Me acordé de las frases de Michelet, recliné la cabeza en el regazo de Maud, y realmente volví a sentirme fuerte. Aquella bendita mujer era para mí un infalible manantial de fuerza y energía. ¿Qué importaba aquel retraso, aquella tardanza? La marea no podría haber arrastrado muy lejos los mástiles. Únicamente habría que buscarlos y remolcarlos hasta allí. Y además, aquello me serviría de lección. Pudo haber esperado a que nuestro trabajo hubiese estado más adelantado para destruirlo más eficazmente.

—Ahí viene —murmuró Maud.

Levanté los ojos. Wolf Larsen paseaba lentamente por el lado de babor de la toldilla.

—Haga como que no le ve —dije en voz baja—. Viene a gozarse en su obra. No demostremos que nos hemos enterado. Le podemos negar esta satisfacción. Quítese los zapatos, eso es, y llévelos en la mano.

Entonces nos pusimos a jugar al escondite con el ciego. Cuando pasaba a babor, nosotros nos deslizábamos a estribor; y desde la toldilla le vimos volverse y dirigirse a popa en nuestro seguimiento.

El debió conocer por algún indicio que nos hallábamos a bordo, porque dijo: "Buenos días" con mucha seguridad, y esperó que le fuera devuelto el saludo. Después pasó a popa, y nosotros huimos a proa.

—¡Oh! Sé que estás a bordo —gritó, y vi cómo luego de hablar escuchaba atentamente.

Me trajo a la memoria el búho, que cuando acaba de lanzar su grito lúgubre se queda acechando los movimientos de su presa asustada. Pero nosotros no nos movimos y sólo andábamos cuando andaba él. Y así, cogidos de la mano, nos esquivamos por la cubierta como un par de chiquillos perseguidos por un ogro, hasta que Wolf Larsen, evidentemente disgustado, dejó la cubierta y bajó a la cabina. En nuestros ojos brillaba la alegría y sonreíamos contentos cuando nos pusimos los zapatos, y trepando por la barandilla saltamos al bote. Y cuando miré a los ojos claros de Maud, olvidé todo el daño que Wolf Larsen me había hecho, y únicamente supe que la amaba y que ella me comunicaba la energía para abrirme el camino que debía conducirnos al mundo.

CAPITULO XXXVI

Durante dos días Maud y yo recorrimos el mar y exploramos las playas, en busca de los mástiles perdidos, pero hasta el tercero no los encontramos. Los hallamos todos, las cizallas incluidas, aunque en el lugar más peligroso, al pie del promontorio sudoeste, batido por las olas. ¡Y cómo trabajamos! Regresamos a nuestra pequeña ensenada, cerrada ya la noche, para proseguir en los días sucesivos nuestro desesperado esfuerzo.
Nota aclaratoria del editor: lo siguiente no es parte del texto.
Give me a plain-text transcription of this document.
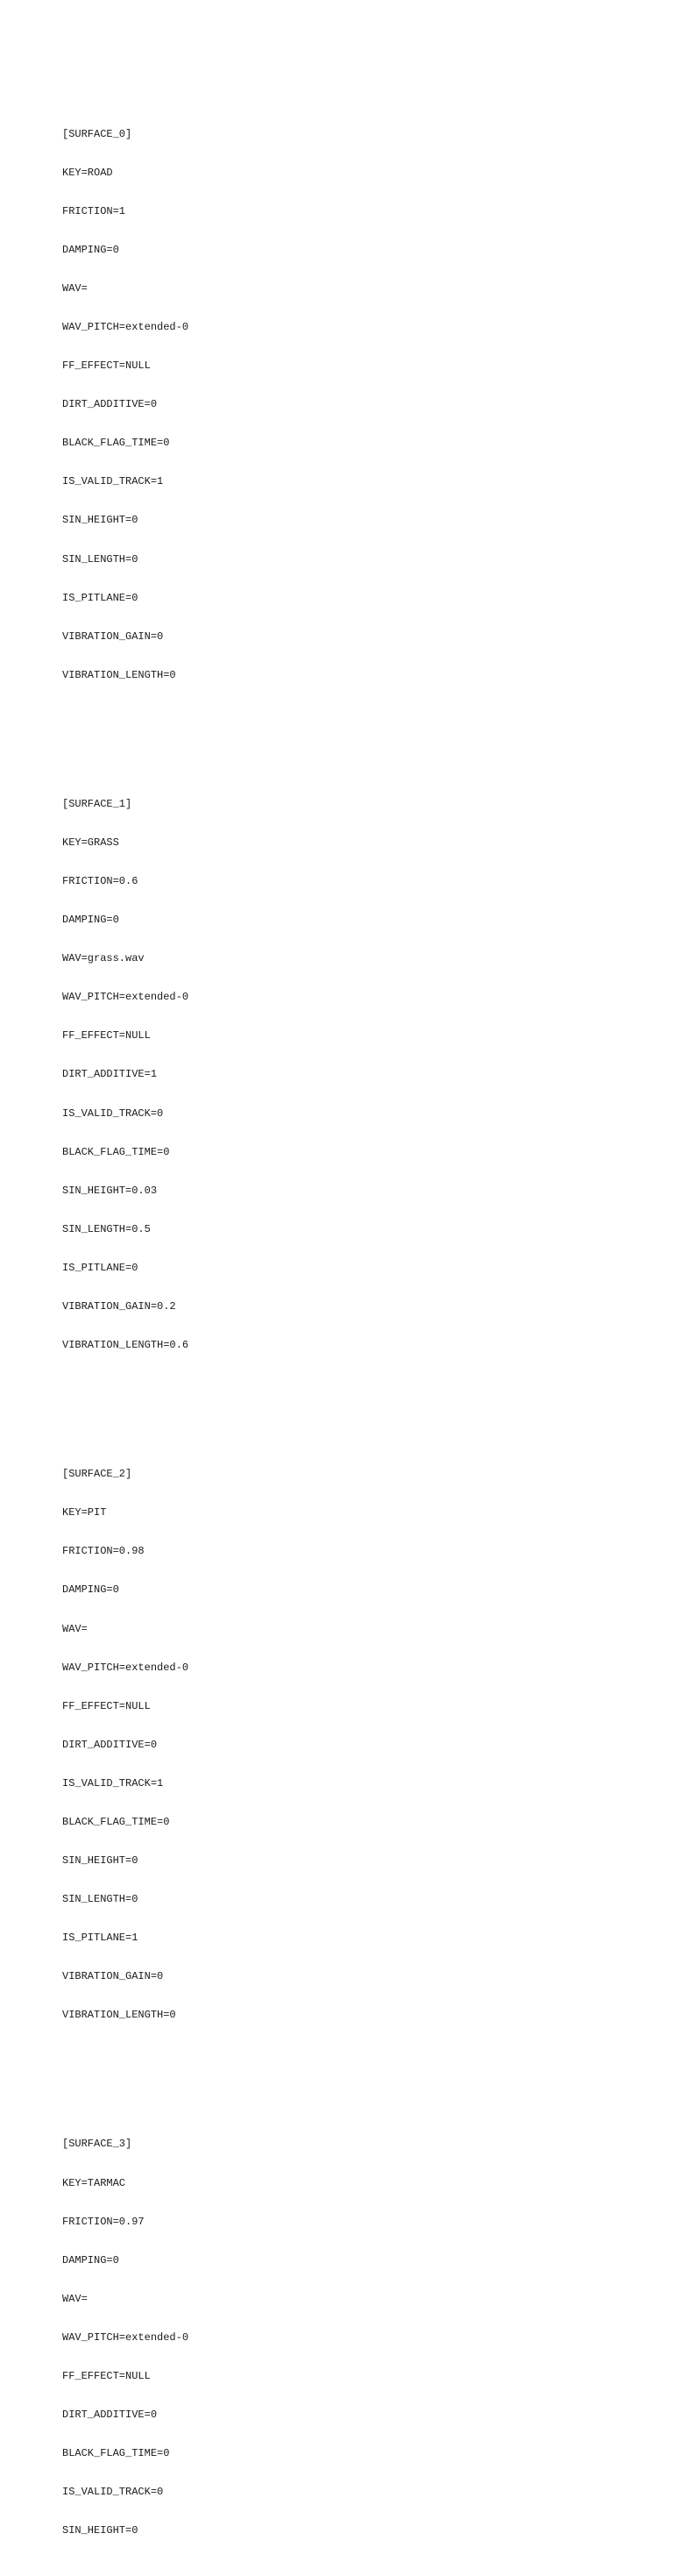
[SURFACE_0]

KEY=ROAD

FRICTION=1

DAMPING=0

WAV=

WAV_PITCH=extended-0

FF_EFFECT=NULL

DIRT_ADDITIVE=0

BLACK_FLAG_TIME=0

IS_VALID_TRACK=1

SIN_HEIGHT=0

SIN_LENGTH=0

IS_PITLANE=0

VIBRATION_GAIN=0

VIBRATION_LENGTH=0

[SURFACE_1]

KEY=GRASS

FRICTION=0.6

DAMPING=0

WAV=grass.wav

WAV_PITCH=extended-0

FF_EFFECT=NULL

DIRT_ADDITIVE=1

IS_VALID_TRACK=0

BLACK_FLAG_TIME=0

SIN_HEIGHT=0.03

SIN_LENGTH=0.5

IS_PITLANE=0

VIBRATION_GAIN=0.2

VIBRATION_LENGTH=0.6

[SURFACE_2]

KEY=PIT

FRICTION=0.98

DAMPING=0

WAV=

WAV_PITCH=extended-0

FF_EFFECT=NULL

DIRT_ADDITIVE=0

IS_VALID_TRACK=1

BLACK_FLAG_TIME=0

SIN_HEIGHT=0

SIN_LENGTH=0

IS_PITLANE=1

VIBRATION_GAIN=0

VIBRATION_LENGTH=0

[SURFACE_3]

KEY=TARMAC

FRICTION=0.97

DAMPING=0

WAV=

WAV_PITCH=extended-0

FF_EFFECT=NULL

DIRT_ADDITIVE=0

BLACK_FLAG_TIME=0

IS_VALID_TRACK=0

SIN_HEIGHT=0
Hubo un momento en que, completamente extenuados de fatiga, quise abandonarlo todo; pero Maud se opuso, significándome que era el único medio de libertarnos. De no poder navegar en el Ghost, habríamos de permanecer hasta la muerte en aquella isla desconocida, a la que no abordarla nadie.

—Se olvida del bote que hallamos en la playa —le recordé.

—Era un bote de cazadores —replicó—, y demasiado sabe usted que si los hombres se hubieran salvado, hubiesen vuelto para hacerse ricos en este criadero.

No hubo más remedio sino seguir hasta lograr reunir los mástiles, después de esfuerzos inauditos. Regresábamos a nuestra isla, a través de un mar agitado. A las tres y media de la tarde doblamos el promontorio sudeste. No solamente estábamos hambrientos, sino que además sufríamos el tormento de la sed; teníamos los labios secos y agrietados y ya ni siquiera podíamos humedecerlos con la lengua. Entonces el viento fue amainando gradualmente hasta el anochecer, en que calmó del todo y yo volví a remar, pero débil, muy débilmente. A las dos de la madrugada la proa del bote tocó la playa de nuestra ensenada interior, y dando traspiés lo amarré. Maud no podía tenerse de pie y yo no tenía fuerza suficiente para llevarla. Me dejé caer en la arena a su lado y cuando me hube recobrado la cogí por debajo de los brazos y la arrastré hasta la cabaña.

Al día siguiente no trabajamos; dormimos hasta las tres de la tarde, al menos yo, pues al despertar hallé que Maud estaba ya guisando la comida. Era admirable lo pronto que se reponía; en aquel cuerpo frágil como un lirio había tal tenacidad y tal actividad de las fuerzas vitales, que difícilmente podían conciliar con su debilidad aparente.

—Ya sabe usted que mi viaje al Japón tenía por motivo mi salud —dijo, cuando después de comer nos quedamos junto al fuego, deleitándonos con aquella inacción—. En realidad, nunca he sido muy fuerte, y como los médicos me recomendaron un viaje por mar, elegí el más largo.

—¡Qué poco sabía usted lo que elegía! —dije riendo.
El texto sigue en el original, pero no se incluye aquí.